The researchers discovered that within the PAG area of the brain, a subset of brain cells increased their responsiveness to the conditioned tone, which is consistent with the encoding of fear memory. When cerebellar output was altered during conditioning, the subsequent timing of fear-related neuronal activity in the PAG became less precise, and the duration of fear-related freezing behavior increased, confirming that cerebellar-periaqueductal grey interactions contribute to fear conditioning processes.
The researchers discovered that disrupting a direct cerebellar-PAG pathway impaired fear-conditioned freezing and ultrasonic vocalizations. Dr. Charlotte Lawrenson and Dr. Elena Paci, the study’s lead authors, explain: “Until now, little was known about how the cerebellum influences neuronal activity in other brain regions, particularly those associated with fear and anxiety.
Importantly, our findings show that the cerebellum is a component of the brain’s survival network, which regulates fear memory processes at multiple timescales and in multiple ways, raising the possibility that dysfunctional interactions in the cerebellar-survival network underpin fear-related disorders and comorbidities.

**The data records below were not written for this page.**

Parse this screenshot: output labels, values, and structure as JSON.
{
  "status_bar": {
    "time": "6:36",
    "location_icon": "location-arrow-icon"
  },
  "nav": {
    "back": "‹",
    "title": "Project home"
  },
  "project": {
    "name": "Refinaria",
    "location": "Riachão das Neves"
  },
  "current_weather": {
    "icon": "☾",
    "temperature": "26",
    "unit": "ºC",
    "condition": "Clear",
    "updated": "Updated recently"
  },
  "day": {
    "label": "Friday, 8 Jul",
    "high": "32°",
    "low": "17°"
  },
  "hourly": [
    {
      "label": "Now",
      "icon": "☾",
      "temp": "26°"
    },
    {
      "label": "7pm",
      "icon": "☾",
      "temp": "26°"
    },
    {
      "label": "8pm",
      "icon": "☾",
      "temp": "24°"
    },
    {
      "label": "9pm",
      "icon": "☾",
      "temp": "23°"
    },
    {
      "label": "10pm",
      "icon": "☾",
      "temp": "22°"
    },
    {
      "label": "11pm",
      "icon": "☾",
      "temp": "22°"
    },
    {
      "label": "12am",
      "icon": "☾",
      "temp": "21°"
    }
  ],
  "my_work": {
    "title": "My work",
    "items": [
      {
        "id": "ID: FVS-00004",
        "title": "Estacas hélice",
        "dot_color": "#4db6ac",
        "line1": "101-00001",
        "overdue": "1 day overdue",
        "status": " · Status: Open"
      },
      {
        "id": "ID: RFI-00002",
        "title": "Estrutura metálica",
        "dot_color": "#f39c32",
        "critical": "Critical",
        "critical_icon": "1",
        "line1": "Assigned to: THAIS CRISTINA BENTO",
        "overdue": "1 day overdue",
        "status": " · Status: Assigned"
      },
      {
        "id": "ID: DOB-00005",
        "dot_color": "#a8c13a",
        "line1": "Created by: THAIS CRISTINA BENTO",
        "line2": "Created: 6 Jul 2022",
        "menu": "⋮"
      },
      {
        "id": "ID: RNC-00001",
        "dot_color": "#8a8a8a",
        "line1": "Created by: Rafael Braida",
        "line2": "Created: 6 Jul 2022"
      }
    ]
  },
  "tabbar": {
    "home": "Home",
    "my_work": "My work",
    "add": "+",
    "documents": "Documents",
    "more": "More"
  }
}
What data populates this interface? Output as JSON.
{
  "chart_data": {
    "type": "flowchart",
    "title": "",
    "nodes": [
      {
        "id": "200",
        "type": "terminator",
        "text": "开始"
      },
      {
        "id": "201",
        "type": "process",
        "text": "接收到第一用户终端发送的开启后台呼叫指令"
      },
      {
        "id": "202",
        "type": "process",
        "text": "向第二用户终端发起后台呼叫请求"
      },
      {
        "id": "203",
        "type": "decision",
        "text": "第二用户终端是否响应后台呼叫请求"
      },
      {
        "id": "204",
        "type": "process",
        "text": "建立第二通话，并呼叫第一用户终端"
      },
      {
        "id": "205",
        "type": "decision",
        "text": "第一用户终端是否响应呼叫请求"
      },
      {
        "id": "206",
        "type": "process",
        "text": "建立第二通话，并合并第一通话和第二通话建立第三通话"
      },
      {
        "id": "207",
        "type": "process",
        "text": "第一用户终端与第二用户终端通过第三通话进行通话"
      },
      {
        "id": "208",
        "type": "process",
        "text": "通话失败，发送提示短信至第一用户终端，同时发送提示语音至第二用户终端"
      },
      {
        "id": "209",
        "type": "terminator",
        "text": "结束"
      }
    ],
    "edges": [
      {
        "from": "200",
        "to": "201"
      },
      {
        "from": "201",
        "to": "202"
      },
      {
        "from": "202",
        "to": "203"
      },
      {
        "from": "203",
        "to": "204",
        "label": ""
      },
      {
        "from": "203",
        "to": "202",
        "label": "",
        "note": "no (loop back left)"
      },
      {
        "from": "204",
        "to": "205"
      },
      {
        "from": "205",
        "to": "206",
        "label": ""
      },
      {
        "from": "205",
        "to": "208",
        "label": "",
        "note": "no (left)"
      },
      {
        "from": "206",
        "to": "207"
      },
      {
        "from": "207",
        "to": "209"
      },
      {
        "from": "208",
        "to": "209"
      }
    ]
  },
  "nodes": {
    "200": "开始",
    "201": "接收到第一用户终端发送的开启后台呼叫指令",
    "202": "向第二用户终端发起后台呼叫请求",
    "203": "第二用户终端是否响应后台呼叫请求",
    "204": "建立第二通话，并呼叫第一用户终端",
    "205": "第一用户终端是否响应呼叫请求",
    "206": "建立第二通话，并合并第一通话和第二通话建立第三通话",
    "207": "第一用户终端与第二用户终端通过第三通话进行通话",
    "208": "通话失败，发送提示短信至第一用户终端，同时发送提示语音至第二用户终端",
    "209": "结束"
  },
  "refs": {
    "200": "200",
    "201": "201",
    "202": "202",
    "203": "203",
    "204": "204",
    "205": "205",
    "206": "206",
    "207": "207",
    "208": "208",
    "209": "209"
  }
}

“The findings of the study provide new insights into how the PAG encodes fear memory, as well as evidence that the cerebellum is an additional key structure in the list of brain regions that contribute to the fear/anxiety network and offer a novel target for treating psychological conditions such as post-traumatic stress disorder. The study, titled “Cerebellar modulation of fear behavior and memory encoding in the PAG,” will be published in eLife.